January 18, 2011 Haifa
Greetings from Israel! Our family has been here in Haifa for almost two weeks now, and we are adjusting well to our life in Israel. We have settled into our home here in the French Carmel area of Haifa in a charming old, stone house (after living in a temporary apartment in the center of town), and we are delighted to wake each morning to our partial views of the Mediterranean Sea, after hearing the howling of jackals each night from the green valley below our street. (We are told there are dozens of these wolf-like animals dwelling among the bushes in the dry stream-beds all throughout Haifa.) Our daughters are beginning to feel very comfortable in their daily routines at the Leo Baeck School, an all-Hebrew Jewish day school (there are virtually no American children there) which is the flagship institution of the Reform movement in Israel, and are valiantly waking up each morning to put on their school uniform T-shirts and attend their classes entirely in Hebrew. The school, its teachers and students have all done a wonderful job welcoming them, and both our girls are working hard to use their language skills to absorb what they can from classes, tefilah and school assemblies, and to chat it up with new friends. We are very proud of them both.

These first two weeks in Israel have provided me with many moving impressions and new thoughts. My days have been full, not only with the initial logistics that moving to a new country require, but also with many reflections about being a Jew living in Israel. I am absorbed with the Israeli political scene, which shifted dramatically this week with Ehud Barak’s departure from the Labor Party, with the much-needed rainstorms drenching us, with a hike that provided Martha and me with up-close views of the recent devastating Carmel fires, to name just a few. We have attended a friend’s art opening on faith and the Holocaust, seen an Israeli folk-rock concert, participated in impromptu alternative Erev Shabbat services housed in a small community house, and visited an Arab early childhood development center, one of a number of Jewish-Arab social service projects in this city that fascinate me. Yesterday, we attended the exciting dedication of a new Jewish-Arab interfaith dialogue and “shared existence” garden and grove in Haifa, supported by 50 Jewish, Muslim and Christian clergy members, as well as the Haifa municipality, to promote cooperation with one another and stand against racism and discrimination.
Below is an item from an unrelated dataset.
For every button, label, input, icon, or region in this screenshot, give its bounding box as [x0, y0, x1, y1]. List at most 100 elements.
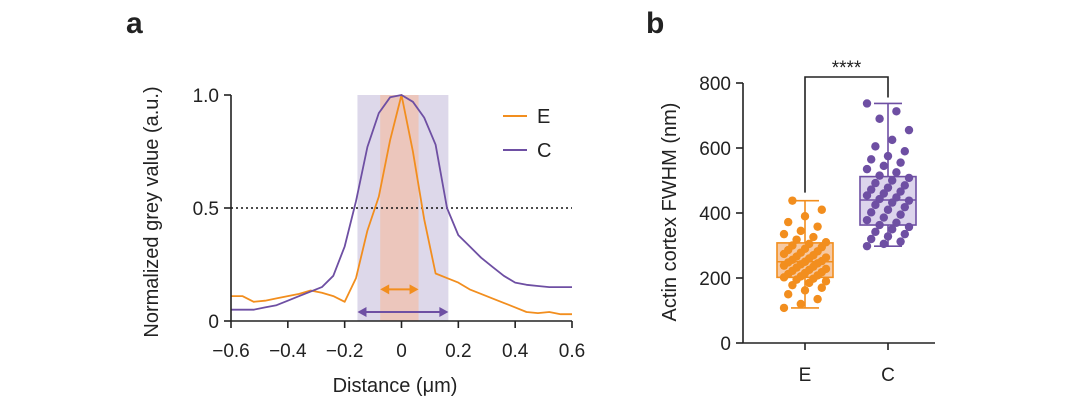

But a pervasive occupation of ours has been with Hebrew itself, with our ability to communicate in Hebrew, and with the way that modern Israeli society has clothed itself in the modern Hebrew language in all ways. I am blessed each day with the opportunity to conduct my daily business in Hebrew – with the school’s principal and our girls’ teachers, with the cell phone salesman and the guy serving us falafel, with Sergei from Belarus who came to install our internet cables, who told me he fled to Israel 16 years ago. In this country of immigrants, I am reminded that each person here, or their parents, took on the task of mastering spoken Hebrew, to rebuild his or her life, and make a better future for his or her children in the Jewish State. Reinventing of Hebrew 100 years ago from a sacred tongue for of holy study and prayer into a language for daily life was a brilliant move by the early Zionists; I am amazed to learn new vocabulary each day, just by paging through the Hebrew newspaper or by operating our Israeli TV remote control. Each day we spend in Haifa, our family is immersed in the renewal of the Jewish people’s ancient language, and, it has become simultaneously both ancient and modern. While we American Jews primarily encounter Hebrew in the context of our synagogue, if at all, its richness as a modern spoken language today, and its beauty in Israel is so evident to me each day.

We miss our family at Temple Sinai very much, and hope you are well. We think of you often (especially during these awful 68-degree days we must endure here - !), and will keep in touch.